Minimum Support Prices are meant to act as a safety net supplemented by a functional crop insurance scheme. Instead, populist policy has, over the years, turned MSP into a means of farmer prosperity, wherever there is a follow-up to actual procurement, which is wheat, rice, cotton and, after a fashion, commodities other than sugar. rare to. , It needs to be changed.
Farmers receive generous support from governments around the world. It would be futile to pretend that India can treat farmers like producers in other sectors of the economy, figuring out what is in demand, what is their area of competence, the state of the art in any line of production. What is it and can they be successful in this or not. Farmers need and should get some support, but that doesn’t mean the harshness of the market won’t help them improve their earnings.
A fundamental reform is needed to address the systemic pressure to keep the terms of trade between industry and agriculture unfavourable. When industry is protected, raising the price of industrial goods above what they would be in the absence of protection, and exports of agricultural produce are restricted, the prices of agriculture are reduced, the state’s The policy turns the terms of trade in favor of industry and against agriculture: farmers are required to exchange more bags of grain to buy fertilizer or tractors, which will boost industrial prices and increase agricultural prices. It would have happened in the absence of a suppression policy.
Farmers benefit from the knowledge of which crops face increasing demand and which crops face declining demand. This information is taken into the prices of future contracts. In India, some irrational fears of the markets compel politicians to ban futures markets in agricultural produce at the slightest sign of rising inflation.

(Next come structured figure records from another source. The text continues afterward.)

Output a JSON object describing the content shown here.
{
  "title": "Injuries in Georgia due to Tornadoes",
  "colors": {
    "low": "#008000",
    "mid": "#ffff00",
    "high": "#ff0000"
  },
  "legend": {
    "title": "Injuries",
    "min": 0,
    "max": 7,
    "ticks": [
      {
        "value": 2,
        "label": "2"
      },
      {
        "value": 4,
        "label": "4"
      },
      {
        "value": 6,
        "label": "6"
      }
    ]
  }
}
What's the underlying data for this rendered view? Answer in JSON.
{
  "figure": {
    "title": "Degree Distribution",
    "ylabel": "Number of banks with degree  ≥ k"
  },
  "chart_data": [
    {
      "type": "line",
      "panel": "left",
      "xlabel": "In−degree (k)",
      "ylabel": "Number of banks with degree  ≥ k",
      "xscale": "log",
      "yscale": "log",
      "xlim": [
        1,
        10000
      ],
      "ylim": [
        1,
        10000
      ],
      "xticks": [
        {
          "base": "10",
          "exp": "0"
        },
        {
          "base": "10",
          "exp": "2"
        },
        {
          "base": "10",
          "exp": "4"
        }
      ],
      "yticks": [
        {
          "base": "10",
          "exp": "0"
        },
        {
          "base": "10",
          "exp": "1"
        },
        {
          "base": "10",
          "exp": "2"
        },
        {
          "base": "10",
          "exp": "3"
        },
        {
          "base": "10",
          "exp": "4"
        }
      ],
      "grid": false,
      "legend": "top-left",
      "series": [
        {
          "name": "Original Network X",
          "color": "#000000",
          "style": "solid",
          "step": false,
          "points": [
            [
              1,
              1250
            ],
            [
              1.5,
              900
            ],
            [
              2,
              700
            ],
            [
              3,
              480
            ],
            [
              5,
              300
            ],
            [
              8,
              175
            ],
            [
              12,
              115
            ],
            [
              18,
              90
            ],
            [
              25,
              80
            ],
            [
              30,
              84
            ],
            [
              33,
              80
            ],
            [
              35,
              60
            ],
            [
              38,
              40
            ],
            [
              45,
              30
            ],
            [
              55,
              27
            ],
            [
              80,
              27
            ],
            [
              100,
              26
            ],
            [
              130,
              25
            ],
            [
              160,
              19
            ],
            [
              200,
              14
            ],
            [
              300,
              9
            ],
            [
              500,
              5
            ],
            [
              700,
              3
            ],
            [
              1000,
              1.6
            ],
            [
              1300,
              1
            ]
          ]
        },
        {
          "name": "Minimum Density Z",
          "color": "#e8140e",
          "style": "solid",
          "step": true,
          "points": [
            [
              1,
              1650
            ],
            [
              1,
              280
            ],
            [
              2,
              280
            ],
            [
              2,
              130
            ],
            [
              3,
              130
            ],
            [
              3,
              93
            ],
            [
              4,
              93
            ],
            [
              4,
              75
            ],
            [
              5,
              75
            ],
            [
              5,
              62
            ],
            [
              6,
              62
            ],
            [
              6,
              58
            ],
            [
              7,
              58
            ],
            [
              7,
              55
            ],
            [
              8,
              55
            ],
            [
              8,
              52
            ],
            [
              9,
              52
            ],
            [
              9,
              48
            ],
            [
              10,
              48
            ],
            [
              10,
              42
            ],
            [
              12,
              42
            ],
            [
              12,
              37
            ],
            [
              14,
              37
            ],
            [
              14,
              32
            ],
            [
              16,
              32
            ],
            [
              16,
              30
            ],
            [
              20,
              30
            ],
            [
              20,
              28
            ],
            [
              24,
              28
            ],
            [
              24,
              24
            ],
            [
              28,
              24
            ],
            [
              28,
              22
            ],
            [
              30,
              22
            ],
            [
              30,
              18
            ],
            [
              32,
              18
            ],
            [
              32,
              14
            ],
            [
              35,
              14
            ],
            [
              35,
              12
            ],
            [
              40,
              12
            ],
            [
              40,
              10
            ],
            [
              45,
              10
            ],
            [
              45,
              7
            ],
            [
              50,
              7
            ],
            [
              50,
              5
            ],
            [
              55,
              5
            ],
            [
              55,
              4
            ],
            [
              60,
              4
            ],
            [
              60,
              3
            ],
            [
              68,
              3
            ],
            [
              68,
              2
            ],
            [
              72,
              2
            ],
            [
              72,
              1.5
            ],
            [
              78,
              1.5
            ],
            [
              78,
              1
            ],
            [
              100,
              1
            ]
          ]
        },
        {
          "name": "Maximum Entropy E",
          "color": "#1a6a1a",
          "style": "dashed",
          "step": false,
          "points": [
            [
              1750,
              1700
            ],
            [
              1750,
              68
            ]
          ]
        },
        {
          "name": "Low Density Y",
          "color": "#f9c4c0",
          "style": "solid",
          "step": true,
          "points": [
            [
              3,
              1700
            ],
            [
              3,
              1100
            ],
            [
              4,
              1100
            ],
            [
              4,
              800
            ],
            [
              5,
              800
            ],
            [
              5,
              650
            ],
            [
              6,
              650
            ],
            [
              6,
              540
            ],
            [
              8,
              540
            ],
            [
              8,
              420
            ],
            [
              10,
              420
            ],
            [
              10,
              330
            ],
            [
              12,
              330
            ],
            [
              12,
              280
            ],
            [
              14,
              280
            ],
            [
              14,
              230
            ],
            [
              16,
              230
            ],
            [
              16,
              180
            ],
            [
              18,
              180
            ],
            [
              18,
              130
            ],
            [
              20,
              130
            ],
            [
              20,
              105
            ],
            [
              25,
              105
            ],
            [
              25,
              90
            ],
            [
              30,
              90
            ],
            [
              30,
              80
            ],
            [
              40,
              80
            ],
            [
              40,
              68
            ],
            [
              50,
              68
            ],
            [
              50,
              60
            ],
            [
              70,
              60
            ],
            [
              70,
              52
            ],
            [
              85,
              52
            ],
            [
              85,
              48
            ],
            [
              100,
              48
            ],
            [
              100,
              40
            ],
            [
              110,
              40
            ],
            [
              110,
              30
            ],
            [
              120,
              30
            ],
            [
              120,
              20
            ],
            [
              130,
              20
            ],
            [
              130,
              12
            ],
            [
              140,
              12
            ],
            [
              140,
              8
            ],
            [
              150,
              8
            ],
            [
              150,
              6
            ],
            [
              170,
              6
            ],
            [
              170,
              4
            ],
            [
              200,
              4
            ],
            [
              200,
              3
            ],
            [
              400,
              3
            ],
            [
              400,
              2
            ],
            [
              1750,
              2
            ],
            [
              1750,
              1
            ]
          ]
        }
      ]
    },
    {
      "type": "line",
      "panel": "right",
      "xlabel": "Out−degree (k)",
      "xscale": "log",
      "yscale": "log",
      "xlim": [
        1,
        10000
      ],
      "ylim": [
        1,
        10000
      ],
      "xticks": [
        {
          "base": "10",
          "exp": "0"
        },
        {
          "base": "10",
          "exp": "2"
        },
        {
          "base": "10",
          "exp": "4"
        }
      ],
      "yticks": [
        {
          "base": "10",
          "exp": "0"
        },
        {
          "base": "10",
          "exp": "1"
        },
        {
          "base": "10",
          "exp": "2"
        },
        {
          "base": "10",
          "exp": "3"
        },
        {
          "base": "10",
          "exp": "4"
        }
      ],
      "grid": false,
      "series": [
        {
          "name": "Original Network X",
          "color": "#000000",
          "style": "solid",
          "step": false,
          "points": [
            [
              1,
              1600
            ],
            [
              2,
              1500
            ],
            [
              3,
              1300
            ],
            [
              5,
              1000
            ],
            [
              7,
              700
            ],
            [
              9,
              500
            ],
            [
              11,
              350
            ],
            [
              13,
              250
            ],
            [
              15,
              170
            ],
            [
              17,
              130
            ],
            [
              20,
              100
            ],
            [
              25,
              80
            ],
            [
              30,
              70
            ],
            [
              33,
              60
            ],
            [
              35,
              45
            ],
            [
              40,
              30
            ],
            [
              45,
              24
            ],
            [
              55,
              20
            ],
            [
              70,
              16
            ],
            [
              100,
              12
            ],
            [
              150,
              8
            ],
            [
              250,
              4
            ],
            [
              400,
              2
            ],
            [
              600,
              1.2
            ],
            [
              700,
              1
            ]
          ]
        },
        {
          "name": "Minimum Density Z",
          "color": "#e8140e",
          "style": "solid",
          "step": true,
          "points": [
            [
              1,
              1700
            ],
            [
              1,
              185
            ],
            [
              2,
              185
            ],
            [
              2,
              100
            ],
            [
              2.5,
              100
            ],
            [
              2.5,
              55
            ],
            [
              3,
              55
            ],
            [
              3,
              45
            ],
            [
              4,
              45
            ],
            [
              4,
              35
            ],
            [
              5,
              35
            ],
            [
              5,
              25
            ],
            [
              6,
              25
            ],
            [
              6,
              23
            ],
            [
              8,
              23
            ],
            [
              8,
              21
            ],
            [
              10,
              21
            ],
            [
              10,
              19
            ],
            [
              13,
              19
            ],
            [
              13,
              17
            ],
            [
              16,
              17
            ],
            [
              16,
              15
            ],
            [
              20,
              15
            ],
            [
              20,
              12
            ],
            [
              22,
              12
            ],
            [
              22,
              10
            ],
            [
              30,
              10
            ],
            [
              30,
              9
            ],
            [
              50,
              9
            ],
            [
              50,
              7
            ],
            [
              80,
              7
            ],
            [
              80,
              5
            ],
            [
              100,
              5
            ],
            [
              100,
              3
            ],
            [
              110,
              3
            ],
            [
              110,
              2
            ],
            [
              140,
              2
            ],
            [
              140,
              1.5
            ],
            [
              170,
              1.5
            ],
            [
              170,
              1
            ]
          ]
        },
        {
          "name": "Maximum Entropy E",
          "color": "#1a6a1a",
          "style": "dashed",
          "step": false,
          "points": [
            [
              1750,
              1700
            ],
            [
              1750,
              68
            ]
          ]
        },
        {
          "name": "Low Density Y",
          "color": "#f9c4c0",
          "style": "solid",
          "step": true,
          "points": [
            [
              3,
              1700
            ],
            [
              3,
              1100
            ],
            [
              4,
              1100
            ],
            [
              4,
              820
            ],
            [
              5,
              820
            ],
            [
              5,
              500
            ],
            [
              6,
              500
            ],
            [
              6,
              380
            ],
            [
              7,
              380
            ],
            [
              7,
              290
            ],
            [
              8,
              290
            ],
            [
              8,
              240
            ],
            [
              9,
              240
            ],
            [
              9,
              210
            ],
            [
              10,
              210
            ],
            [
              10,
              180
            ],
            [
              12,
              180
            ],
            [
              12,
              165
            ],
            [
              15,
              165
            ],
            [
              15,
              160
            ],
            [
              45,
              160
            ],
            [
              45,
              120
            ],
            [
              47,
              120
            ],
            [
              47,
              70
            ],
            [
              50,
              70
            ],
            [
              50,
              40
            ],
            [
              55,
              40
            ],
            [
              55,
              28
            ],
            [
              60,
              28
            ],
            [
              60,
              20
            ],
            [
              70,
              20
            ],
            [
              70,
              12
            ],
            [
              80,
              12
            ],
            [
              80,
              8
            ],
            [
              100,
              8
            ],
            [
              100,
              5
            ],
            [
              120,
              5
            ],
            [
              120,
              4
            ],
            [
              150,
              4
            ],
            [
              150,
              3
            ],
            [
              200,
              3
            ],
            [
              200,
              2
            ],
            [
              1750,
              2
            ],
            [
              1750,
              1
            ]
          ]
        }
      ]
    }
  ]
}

Markets only work when they can be reached. Telecom revolution means that a farmer from a remote village in Bihar knows that the price of green chillies in a market 50 km away from his village is twice the price he gets from a local trader. But if there are no all-weather roads to reach that market, then making a sole profit from that knowledge will ulcerate.
Product that gets spoiled needs to be stored. Some items, such as grain, can be stored, provided it is free of moisture, in silos without temperature control. Other produce, such as onions or potatoes, call for climate-controlled storage. This demands a reliable power supply. or refrigerated trucks to carry produce along a motorable road.

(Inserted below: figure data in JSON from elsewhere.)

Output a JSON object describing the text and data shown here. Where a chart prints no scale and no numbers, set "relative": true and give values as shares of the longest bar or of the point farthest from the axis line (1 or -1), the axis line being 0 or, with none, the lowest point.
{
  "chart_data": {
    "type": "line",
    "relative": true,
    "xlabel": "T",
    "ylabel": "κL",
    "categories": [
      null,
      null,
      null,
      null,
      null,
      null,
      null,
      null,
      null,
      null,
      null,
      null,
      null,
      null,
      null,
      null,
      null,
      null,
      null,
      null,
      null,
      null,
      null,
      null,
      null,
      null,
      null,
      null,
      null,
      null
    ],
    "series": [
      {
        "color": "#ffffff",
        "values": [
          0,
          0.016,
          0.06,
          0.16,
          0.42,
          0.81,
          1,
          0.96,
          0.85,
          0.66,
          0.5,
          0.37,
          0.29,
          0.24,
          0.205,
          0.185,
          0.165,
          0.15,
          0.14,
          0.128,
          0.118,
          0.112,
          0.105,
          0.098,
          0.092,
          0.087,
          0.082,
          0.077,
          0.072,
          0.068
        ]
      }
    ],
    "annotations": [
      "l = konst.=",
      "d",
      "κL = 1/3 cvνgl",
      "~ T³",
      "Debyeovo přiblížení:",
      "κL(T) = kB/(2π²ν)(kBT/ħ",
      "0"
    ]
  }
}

The government does not invest in the creation of a pre-requisite of a functional market that will help farmers, as it is politically more attractive to subsidize farmers: fertilizer subsidies, free canal water, if the canal does not silt up its Whether broken or not broken Long-standing neglect of embankments, free electricity to draw out groundwater.
And the most obvious symbol of political support for the farmer is the MSP. In the case of food grains, the government has trained farmers in some parts of the country to grow only those crops for which the government provides guaranteed procurement at an ever-increasing support price. Therefore, India has 2.5 times its grain requirement and edible oil or oilseeds is not enough.

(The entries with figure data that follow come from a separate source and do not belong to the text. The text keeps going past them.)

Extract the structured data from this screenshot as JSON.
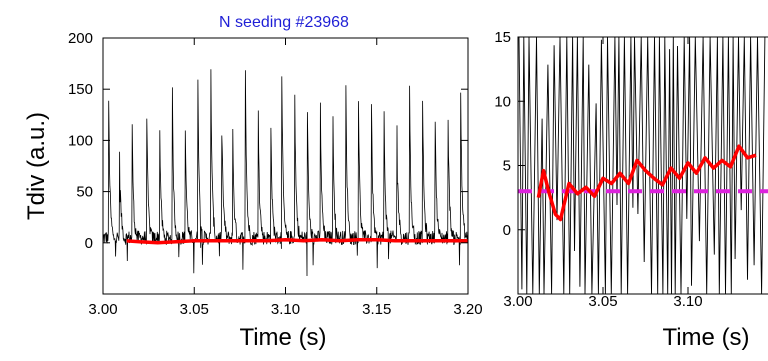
{
  "colors": {
    "raw_signal": "#000000",
    "smoothed": "#ff0000",
    "threshold": "#dd22dd",
    "title": "#1f1fd6"
  },
  "chart_data": [
    {
      "type": "line",
      "title": "N seeding #23968",
      "xlabel": "Time (s)",
      "ylabel": "Tdiv (a.u.)",
      "xlim": [
        3.0,
        3.2
      ],
      "ylim": [
        -50,
        200
      ],
      "x_ticks": [
        "3.00",
        "3.05",
        "3.10",
        "3.15",
        "3.20"
      ],
      "y_ticks": [
        "0",
        "50",
        "100",
        "150",
        "200"
      ],
      "grid": false,
      "series": [
        {
          "role": "raw",
          "color": "#000000",
          "baseline": 5,
          "noise": 7,
          "elm_times": [
            3.003,
            3.009,
            3.016,
            3.024,
            3.031,
            3.038,
            3.045,
            3.052,
            3.059,
            3.065,
            3.071,
            3.078,
            3.085,
            3.092,
            3.098,
            3.105,
            3.112,
            3.119,
            3.126,
            3.133,
            3.14,
            3.147,
            3.154,
            3.161,
            3.168,
            3.175,
            3.182,
            3.189,
            3.196
          ],
          "elm_peaks": [
            158,
            98,
            108,
            118,
            121,
            140,
            125,
            160,
            190,
            150,
            120,
            165,
            145,
            110,
            152,
            160,
            125,
            150,
            118,
            170,
            135,
            150,
            120,
            125,
            145,
            160,
            120,
            138,
            142
          ]
        },
        {
          "role": "smoothed",
          "color": "#ff0000",
          "x": [
            3.013,
            3.02,
            3.03,
            3.04,
            3.05,
            3.06,
            3.07,
            3.08,
            3.09,
            3.1,
            3.11,
            3.12,
            3.13,
            3.14,
            3.15,
            3.16,
            3.17,
            3.18,
            3.19,
            3.2
          ],
          "y": [
            2,
            1,
            0,
            1,
            2,
            2,
            2,
            2,
            2,
            3,
            2,
            3,
            2,
            3,
            3,
            2,
            2,
            2,
            2,
            2
          ]
        }
      ]
    },
    {
      "type": "line",
      "xlabel": "Time (s)",
      "xlim": [
        3.0,
        3.15
      ],
      "ylim": [
        -5,
        15
      ],
      "x_ticks": [
        "3.00",
        "3.05",
        "3.10"
      ],
      "y_ticks": [
        "0",
        "5",
        "10",
        "15"
      ],
      "grid": false,
      "threshold": 3,
      "series": [
        {
          "role": "raw",
          "color": "#000000",
          "range": [
            -5,
            15
          ]
        },
        {
          "role": "smoothed",
          "color": "#ff0000",
          "x": [
            3.012,
            3.015,
            3.018,
            3.022,
            3.025,
            3.03,
            3.035,
            3.04,
            3.045,
            3.05,
            3.055,
            3.06,
            3.065,
            3.07,
            3.075,
            3.08,
            3.085,
            3.09,
            3.095,
            3.1,
            3.105,
            3.11,
            3.115,
            3.12,
            3.125,
            3.13,
            3.135,
            3.14
          ],
          "y": [
            2.5,
            4.6,
            3.0,
            1.2,
            0.8,
            3.6,
            2.8,
            3.3,
            2.6,
            4.0,
            3.6,
            4.4,
            3.6,
            5.4,
            4.6,
            4.0,
            3.5,
            4.8,
            4.0,
            5.2,
            4.4,
            5.6,
            4.8,
            5.4,
            4.9,
            6.5,
            5.6,
            5.8
          ]
        }
      ]
    }
  ]
}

Farmers could probably earn far more by growing fruit or flowers, but the allure of guaranteed returns from grain keeps them tied to grain, grown on subsidized water pumped out of the ground using no metered electricity, excessive amounts In subsidized fertilizers and assured procurement by the government at MSP which provides surplus at all costs.
This system should be gone. But the pre-requisites of the market should be created first, the futures and options markets for agricultural produce should function, the international trading system should be stable, the terms of trade should not be against agriculture and the government should have an open dialogue with the society . What is really in the interest of the farmer.
Until then, the increase in MSP will serve as a symbol of the inability of the political system to muster the courage to do what is right, not what is right.